A healthcare worker prepares to draw blood at a drive-through coronavirus testing site outside the Hard Rock Stadium in Miami Gardens, Florida, July 5, 2020. (WILFREDO LEE / AP)
STOCKHOLM / LIMA / MEXICO CITY / BRASILIA - Hundreds of scientists say there is evidence that novel coronavirus in smaller particles in the air can infect people and are calling for the World Health Organization (WHO) to revise recommendations, the New York Times (NYT) reported on Saturday.
The WHO has said the coronavirus, which causes the respiratory disease COVID-19, spreads primarily from person to person through small droplets from the nose or mouth, which are expelled when a person with COVID-19 coughs, sneezes or speaks.
In an open letter to the agency, which the researchers plan to publish in a scientific journal next week, 239 scientists in 32 countries outlined the evidence showing smaller particles can infect people, the NYT said.
The WHO did not immediately respond to a request for comment from Reuters.
Whether carried by large droplets that zoom through the air after a sneeze, or by much smaller exhaled droplets that may glide the length of a room, the coronavirus is borne through air and can infect people when inhaled, the scientists said, according to the NYT.
However, the health agency said the evidence for the virus being airborne was not convincing, according to the NYT. "Especially in the last couple of months, we have been stating several times that we consider airborne transmission as possible but certainly not supported by solid or even clear evidence," Dr. Benedetta Allegranzi, the WHO's technical lead of infection prevention and control, was quoted as saying by the NYT.
The WHO said on Sunday that it appreciated Sweden's move to set up a commission to review the country's handling of the coronavirus crisis.
"Sweden has done something very important by starting an investigation to understand how the strategy worked.

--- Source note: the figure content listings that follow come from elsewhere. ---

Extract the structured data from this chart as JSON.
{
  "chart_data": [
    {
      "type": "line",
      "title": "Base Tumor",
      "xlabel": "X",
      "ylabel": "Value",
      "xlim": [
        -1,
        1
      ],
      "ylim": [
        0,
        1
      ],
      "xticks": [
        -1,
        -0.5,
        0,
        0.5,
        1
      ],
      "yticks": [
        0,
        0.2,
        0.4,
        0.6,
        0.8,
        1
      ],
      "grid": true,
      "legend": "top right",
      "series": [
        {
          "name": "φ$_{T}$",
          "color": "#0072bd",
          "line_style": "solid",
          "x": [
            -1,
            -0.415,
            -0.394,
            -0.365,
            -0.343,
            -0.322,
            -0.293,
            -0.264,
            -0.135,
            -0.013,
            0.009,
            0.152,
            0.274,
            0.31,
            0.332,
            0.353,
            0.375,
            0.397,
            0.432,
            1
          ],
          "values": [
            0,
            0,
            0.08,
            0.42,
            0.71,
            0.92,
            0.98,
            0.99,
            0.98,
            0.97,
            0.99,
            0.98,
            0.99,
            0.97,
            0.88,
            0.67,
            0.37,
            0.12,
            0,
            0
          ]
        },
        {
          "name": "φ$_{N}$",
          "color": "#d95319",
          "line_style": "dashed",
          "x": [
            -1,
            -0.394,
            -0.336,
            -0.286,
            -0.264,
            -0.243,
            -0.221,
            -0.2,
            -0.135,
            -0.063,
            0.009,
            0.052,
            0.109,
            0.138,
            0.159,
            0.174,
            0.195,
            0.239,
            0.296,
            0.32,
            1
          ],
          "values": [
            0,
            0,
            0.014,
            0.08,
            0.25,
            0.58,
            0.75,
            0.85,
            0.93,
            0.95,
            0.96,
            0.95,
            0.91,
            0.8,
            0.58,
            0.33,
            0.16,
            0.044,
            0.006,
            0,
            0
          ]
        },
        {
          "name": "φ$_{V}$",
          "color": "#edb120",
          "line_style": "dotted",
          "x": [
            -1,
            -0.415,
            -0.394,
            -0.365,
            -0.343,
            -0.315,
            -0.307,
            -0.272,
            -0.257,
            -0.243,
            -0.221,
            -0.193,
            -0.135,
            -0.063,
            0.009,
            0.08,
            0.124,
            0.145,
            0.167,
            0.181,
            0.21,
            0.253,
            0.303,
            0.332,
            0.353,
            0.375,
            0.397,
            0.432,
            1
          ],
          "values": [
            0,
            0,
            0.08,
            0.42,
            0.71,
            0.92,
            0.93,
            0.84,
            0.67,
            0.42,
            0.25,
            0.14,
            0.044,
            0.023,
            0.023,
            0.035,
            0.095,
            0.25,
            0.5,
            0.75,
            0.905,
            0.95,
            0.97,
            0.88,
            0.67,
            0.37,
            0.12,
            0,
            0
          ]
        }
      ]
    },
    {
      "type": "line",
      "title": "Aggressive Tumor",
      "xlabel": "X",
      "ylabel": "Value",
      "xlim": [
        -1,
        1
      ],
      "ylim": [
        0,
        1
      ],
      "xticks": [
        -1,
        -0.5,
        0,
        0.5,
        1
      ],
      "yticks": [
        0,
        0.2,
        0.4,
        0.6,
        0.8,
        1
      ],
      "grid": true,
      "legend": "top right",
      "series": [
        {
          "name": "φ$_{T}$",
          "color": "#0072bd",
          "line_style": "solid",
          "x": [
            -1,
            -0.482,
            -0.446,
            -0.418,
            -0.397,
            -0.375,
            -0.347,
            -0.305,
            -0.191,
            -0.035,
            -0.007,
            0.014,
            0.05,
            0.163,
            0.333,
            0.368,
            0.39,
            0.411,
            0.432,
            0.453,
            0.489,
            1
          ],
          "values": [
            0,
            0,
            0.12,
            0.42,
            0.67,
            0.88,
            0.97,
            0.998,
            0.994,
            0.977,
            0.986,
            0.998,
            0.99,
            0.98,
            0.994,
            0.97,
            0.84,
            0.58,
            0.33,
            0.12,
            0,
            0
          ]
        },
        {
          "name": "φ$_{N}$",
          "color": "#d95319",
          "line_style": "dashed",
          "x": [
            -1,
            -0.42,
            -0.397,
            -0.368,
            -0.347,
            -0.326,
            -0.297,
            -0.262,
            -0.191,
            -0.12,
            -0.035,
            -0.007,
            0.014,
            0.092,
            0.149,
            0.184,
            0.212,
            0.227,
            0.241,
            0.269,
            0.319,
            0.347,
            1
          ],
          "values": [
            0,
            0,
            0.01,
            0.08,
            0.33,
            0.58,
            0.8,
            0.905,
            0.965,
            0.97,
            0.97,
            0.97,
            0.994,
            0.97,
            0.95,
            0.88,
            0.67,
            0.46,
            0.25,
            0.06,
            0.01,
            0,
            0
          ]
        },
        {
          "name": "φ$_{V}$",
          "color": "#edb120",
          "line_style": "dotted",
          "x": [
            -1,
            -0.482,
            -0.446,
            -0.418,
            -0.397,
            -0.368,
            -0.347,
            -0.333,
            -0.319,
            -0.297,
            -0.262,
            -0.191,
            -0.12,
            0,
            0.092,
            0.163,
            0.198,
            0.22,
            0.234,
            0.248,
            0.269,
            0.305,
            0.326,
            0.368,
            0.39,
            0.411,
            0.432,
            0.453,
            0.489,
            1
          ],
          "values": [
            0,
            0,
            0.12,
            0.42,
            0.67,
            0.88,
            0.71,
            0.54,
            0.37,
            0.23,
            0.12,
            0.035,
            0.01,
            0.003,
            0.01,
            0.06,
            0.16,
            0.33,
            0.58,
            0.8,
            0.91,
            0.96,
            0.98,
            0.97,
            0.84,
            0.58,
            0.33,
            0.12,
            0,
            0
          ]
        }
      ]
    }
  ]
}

The WHO really appreciates this initiative, which other countries should also learn from," WHO Director-General Tedros Adhanom Ghebreyesus told Swedish daily Svenska Dagbladet.
The Swedish government appointed a commission on June 30 to evaluate the country's coronavirus strategy and the roles of the government, public agencies and regional authorities in containing the spread of the novel coronavirus and its impact.
The commission will be led by a lawyer and include representatives from the national health care system and municipalities as well as political scientists, economists, and experts on ethics and crisis handling, Prime Minister Stefan Lofven said at a news conference on June 30.
Brazil recorded 26,051 new confirmed cases of the novel coronavirus in the past 24 hours as well as 602 deaths, the Health Ministry said on Sunday.
Brazil has registered more than 1.6 million cases since the pandemic began, while cumulative deaths total 64,867, according to the ministry.
Chilean President Sebastian Pinera announced on Sunday a new US$1.5 billion package of measures to help keep the country´s ailing middle class afloat as the coronavirus pandemic continues to ravage the economy of the world´s top copper producer.
The measures include access to zero-interest loans, subsidized rent and the ability to defer mortgage loan payments for up to six months, Pinera said in a televised speech.
"The coronavirus pandemic...is hitting our middle class hard," Pinera said, touting the fresh round of stimulus as a bailout at least 1 million families.
Chile on Sunday reported its tally of infections rose by 3,685 to 295,532 while the death toll climbed by 116 to 6,308.
Mexican health authorities reported 4,683 confirmed new infections of the novel coronavirus on Sunday, pushing its tally to a total of 256,848, and 273 more deaths to a total of 30,639.
Peru on Sunday jumped past 300,000 confirmed cases of COVID-19, the fifth-highest in the world, as the Andean nation of nearly 33 million people slowly reopens its battered economy.
Coronavirus cases rose by 3,638 on Sunday to 302,718, although new daily cases have slowed from peak levels in May and June. Health experts fear a potential flare-up, however, with more people on the streets as the lockdown eases.
Peru's death toll now stands at 10,589, the 10th-highest in the world, according to Reuters calculations.
Rising coronavirus cases in 39 US states cast a shadow over the nation's Fourth of July celebrations as health experts worried that holiday parties will cause a further spike in infections that could overwhelm hospitals.
Coronavirus cases in the US increased by almost 56,000 from Saturday, according to Johns Hopkins University, which updated its tracking website on Sunday after more than five hours without new data. With US cases totaling 2,874,396, deaths rose by 269 to 129,870.
Florida's cases climbed by 10,059 on Sunday, surpassing the highest daily tally reported by any European country during the height of the coronavirus outbreak there. Cases are also soaring in Arizona, California and Texas and trending upwards in Midwest states.
Mississippi House Speaker Philip Gunn said Sunday that he tested positive for the novel coronavirus, as he had been in contact with a person who had been tested positive.